La creciente atomización del universo masónico constituye un síntoma, un indicador evidente de que algo ha fallado a la hora de aplicar el principio de la fraternidad intra muros. El futuro de la francmasonería dependerá en gran parte del esfuerzo que los masones sean capaces de empeñar en la búsqueda de objetivos comunes y en la aplicación efectiva de la más amplia tolerancia en torno a las creencias individuales y el respeto al espacio que reclama la espiritualidad.
Como Orden secular, se enfrenta hoy al desafío de comprender cuales son los límites de la secularización. Como Orden iniciática le queda por delante la tarea de articular una visión renovada de su mensaje tradicional.

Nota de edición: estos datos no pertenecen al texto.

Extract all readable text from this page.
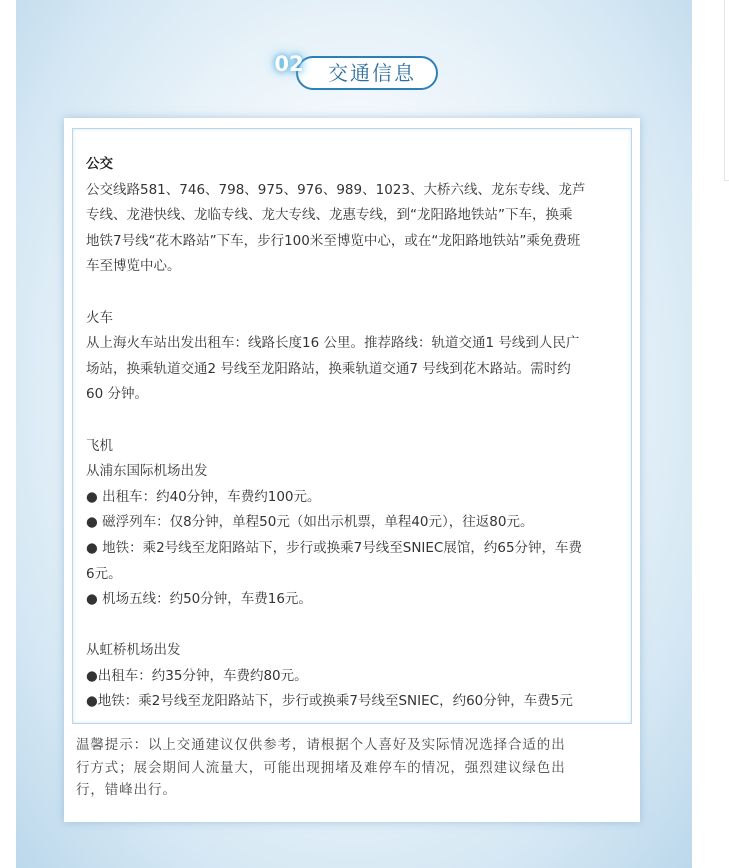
交通信息
02
公交
公交线路581、746、798、975、976、989、1023、大桥六线、龙东专线、龙芦
专线、龙港快线、龙临专线、龙大专线、龙惠专线，到“龙阳路地铁站”下车，换乘
地铁7号线“花木路站”下车，步行100米至博览中心，或在“龙阳路地铁站”乘免费班
车至博览中心。
火车
从上海火车站出发出租车：线路长度16 公里。推荐路线：轨道交通1 号线到人民广
场站，换乘轨道交通2 号线至龙阳路站，换乘轨道交通7 号线到花木路站。需时约
60 分钟。
飞机
从浦东国际机场出发
● 出租车：约40分钟，车费约100元。
● 磁浮列车：仅8分钟，单程50元（如出示机票，单程40元），往返80元。
● 地铁：乘2号线至龙阳路站下，步行或换乘7号线至SNIEC展馆，约65分钟，车费
6元。
● 机场五线：约50分钟，车费16元。
从虹桥机场出发
●出租车：约35分钟，车费约80元。
●地铁：乘2号线至龙阳路站下，步行或换乘7号线至SNIEC，约60分钟，车费5元
温馨提示：以上交通建议仅供参考，请根据个人喜好及实际情况选择合适的出
行方式；展会期间人流量大，可能出现拥堵及难停车的情况，强烈建议绿色出
行，错峰出行。
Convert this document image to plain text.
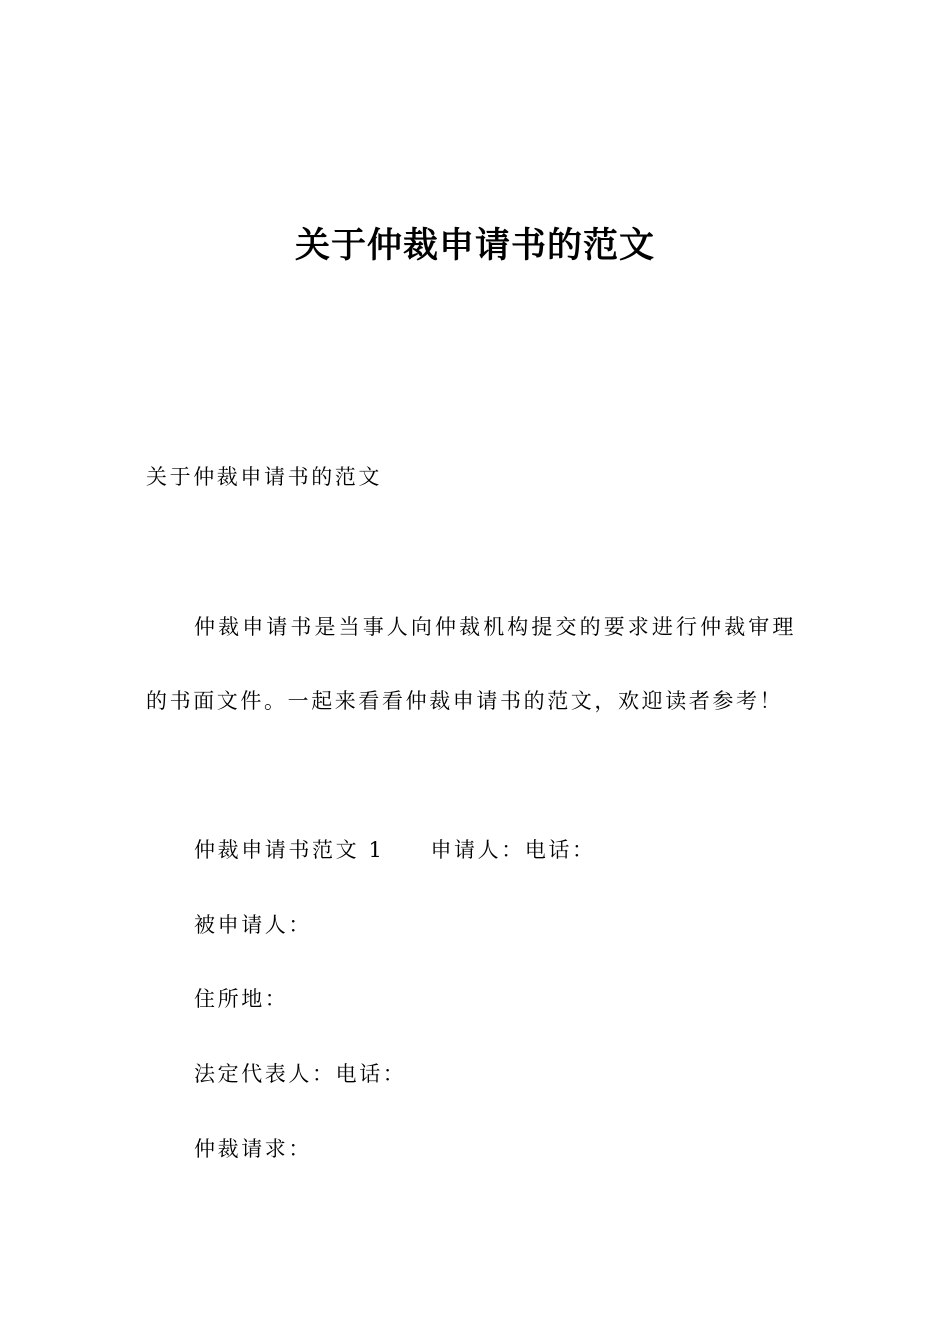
关于仲裁申请书的范文

关于仲裁申请书的范文

仲裁申请书是当事人向仲裁机构提交的要求进行仲裁审理

的书面文件。一起来看看仲裁申请书的范文，欢迎读者参考！

仲裁申请书范文 1 申请人：电话：

被申请人：

住所地：

法定代表人：电话：

仲裁请求：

La francmasonería, pensada por sus fundadores como Templo de la Virtud y de la Tolerancia, permanece incólume en el mundo y así se mantendrá, hasta que la sociedad humana sea espejo de la Jerusalén Celeste, objeto y fin de la transmutación espiritual que propone a sus adeptos.
En tal sentido, resta resolver la situación de los masones que perciben una doble condena: La de una Iglesia que aún se resiste a levantar el interdicto que pesa sobre los miembros de la fraternidad y la de sus propios hermanos, que haciendo de la razón un culto, tornaron la tolerancia en desprecio al hecho religioso.
Pese a la polución de textos caprichosos sobre la masonería, crece en el mundo la tendencia al tratamiento científico de su historia. Esta circunstancia no sólo resulta imperiosa para la comprensión del fenómeno masónico como expresión de las ideas que contribuyeron a la construcción de la sociedad moderna, sino también para la salud intelectual de la propia masonería, en muchos casos anclada todavía en una bibliografía decimonónica que ha sido superada por el avance de la investigación histórica.